Super excited to try this beauty! Kindly shared with us from the beautifully talented Laura Warren from @revitalizeme_laurawarren. The perfectly moist, sweet, and subtly spiced carrot cake with a coconut “cream cheese” frosting made with cashews. It’s gluten free, grain free, dairy free, and refined sugar free, yet you’d never guess!
500 g grated carrots (Roughly 3 large or 5 smaller carrots)
3 organic eggs
2 tsp cinnamon
1 tsp ground ginger
2 cups almond meal
60 ml extra virgin olive oil
1 heaped TBS Nutraorganics Clean Protein (adds a vanilla flavour and sweetens the cake with no sugar)
2 tsp gluten free baking powder
(May need a dash of coconut milk)
1. Preheat your oven to 180 C
2. Combine carrot, eggs, cinnamon, ginger, almond meal, Extra Virgin Olive Oil, Clean Protein and baking powder.
3. Mix well until combined. Add a dash of coconut milk if the batter is a bit thick.
4. Pour into a prepared 20 cm baking tin & bake for 1 hour or until cooked through.
5. Cover, if necessary, with foil if the cake is looking too dark
6. Remove from the oven and cool completely in the tin, then turn out.

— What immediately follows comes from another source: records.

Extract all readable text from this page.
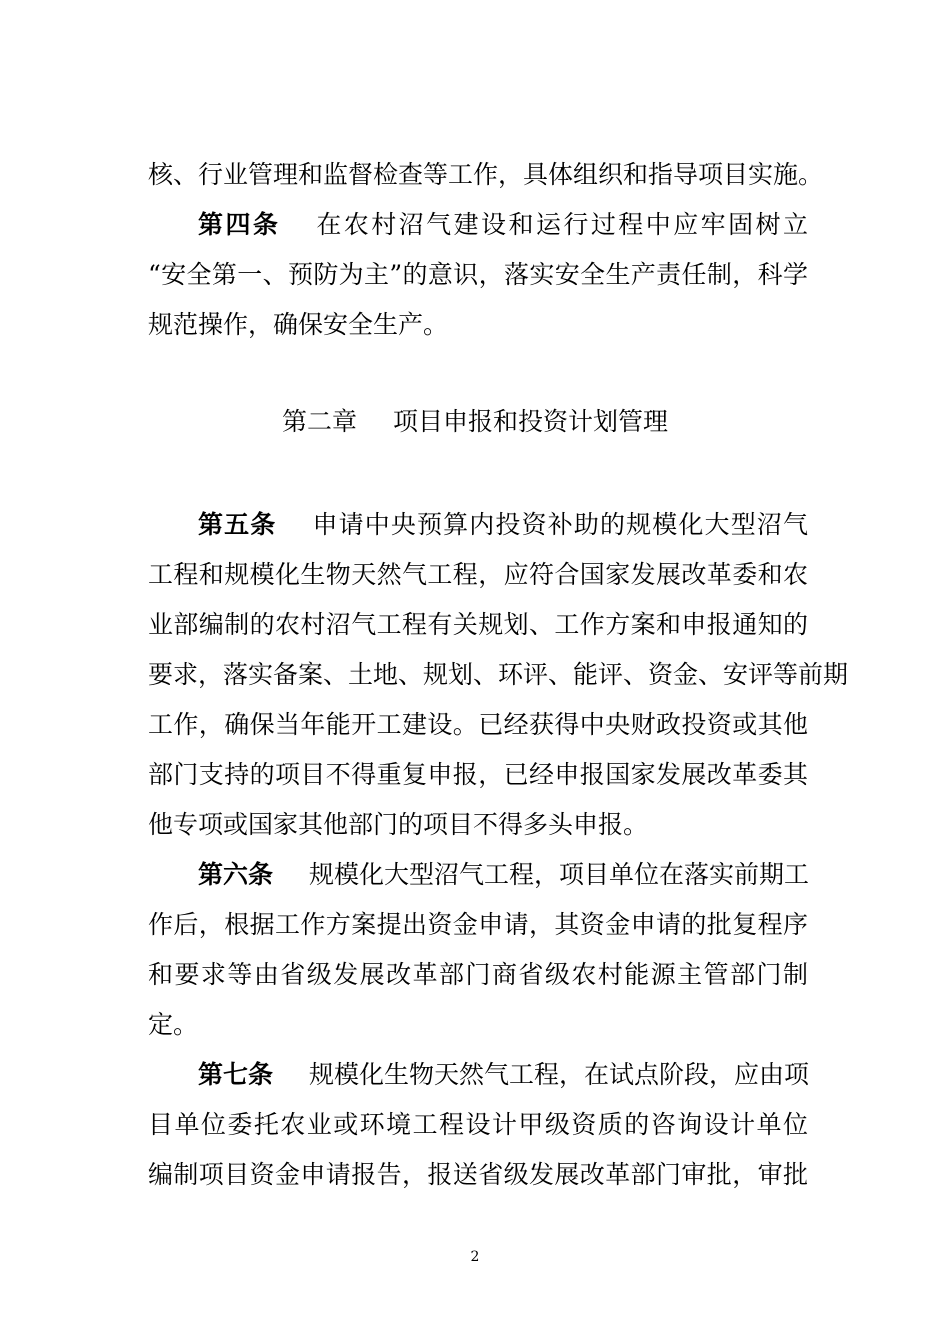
核、行业管理和监督检查等工作，具体组织和指导项目实施。
第四条 在农村沼气建设和运行过程中应牢固树立
“安全第一、预防为主”的意识，落实安全生产责任制，科学
规范操作，确保安全生产。
第二章 项目申报和投资计划管理
第五条 申请中央预算内投资补助的规模化大型沼气
工程和规模化生物天然气工程，应符合国家发展改革委和农
业部编制的农村沼气工程有关规划、工作方案和申报通知的
要求，落实备案、土地、规划、环评、能评、资金、安评等前期
工作，确保当年能开工建设。已经获得中央财政投资或其他
部门支持的项目不得重复申报，已经申报国家发展改革委其
他专项或国家其他部门的项目不得多头申报。
第六条 规模化大型沼气工程，项目单位在落实前期工
作后，根据工作方案提出资金申请，其资金申请的批复程序
和要求等由省级发展改革部门商省级农村能源主管部门制
定。
第七条 规模化生物天然气工程，在试点阶段，应由项
目单位委托农业或环境工程设计甲级资质的咨询设计单位
编制项目资金申请报告，报送省级发展改革部门审批，审批
2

2 cups soaked raw cashews to make: soak in warm water for 1 hour until soft (if you can soak them overnight that’s even better!).
1/4 cup lemon juice
2 Tbsp water
2 Tbsp coconut oil
Add a Tbsp or two of honey or maple syrup to sweeten
1. Rinse soaked cashews well.
2. Combine all the ingredients in a high-powered blender, and blend until smooth and creamy, adding the water as necessary to facilitate blending.
3. Set icing in the fridge for 30mins.
4. Spread icing over the top of the cooled cake and decorate as you please.